5th January 2009

Exhilirating 2009 Ahead

 

 

 

05 January 2009

 

Column by Ed Warner as featured in Athletics Weekly magazine

 

 

 

Writing the Official Line column for AW a year ago, I obviously looked forward to the Beijing Games. However, I also highlighted the advantage athletics has over the other Olympic sports in not having to wait four years to have its day in the sun. Well, 2009 will be just such an opportunity for athletics to strengthen its popularity.

 

The World Championships in Berlin will be the first test of the durability of the huge impact Beijing had on the image of international athletics. It may seem that Usain Bolt single-handedly elevated the profile of our sport, but in fact the Olympics’ success rested on a broad range of exhilarating performances by athletes from across the globe. The IAAF will be praying that this year does not witness the fabled post-Olympic year hangover.

 

I suspect there is little chance of British athletes easing back in 2009. Partly because a number will feel that they came close to achieving their ambitions last summer but fell frustratingly short, but also because in Charles van Commenee and Peter Eriksson there are new Head Coaches of our Olympic and Paralympic programmes to impress.

 

Charles and Peter start full-time at UKA at the start of next month. With Kevin Tyler just announced as strategic head of coaching and development , we now have a world-class coaching team in place to ensure that we make the most of the opportunity given to our athletes by lottery funding in the run-up to the London Games.

 

The indoor season is upon us with the Aviva International Match in Glasgow only four weeks away. The European Indoor Championships are clearly the highlight of this season and expectations for the British team will understandably be high after their success in Birmingham two years ago. After our strong showing in last year’s European Cup, and the record 12 medal haul in the European Cross Country, it would be a great fillip to sustain this recent success in Europe in Turin in March.

 

Just before the end of last year I visited the site of the Olympic stadium in Stratford. Striking progress has been made in the seven or eight months since construction began.
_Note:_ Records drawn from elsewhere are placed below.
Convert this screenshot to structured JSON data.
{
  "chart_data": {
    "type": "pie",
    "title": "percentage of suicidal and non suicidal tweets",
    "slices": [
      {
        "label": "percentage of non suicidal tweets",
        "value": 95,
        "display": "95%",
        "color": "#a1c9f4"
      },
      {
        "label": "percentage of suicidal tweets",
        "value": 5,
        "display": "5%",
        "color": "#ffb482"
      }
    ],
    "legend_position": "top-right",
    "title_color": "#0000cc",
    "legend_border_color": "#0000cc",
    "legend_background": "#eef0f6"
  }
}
Indeed it’s now possible to stand in a muddy puddle at the start of the 100M straight and look up at the skeleton of the stand behind the first two bends and begin to feel the scale of an event that is still over three years away.

 

While we’ve no room at all for complacency, I believe we have good reason to believe that our athletes will grace this stadium with excellent performances in 2012, and that 2009 will show that they are on course to do just that.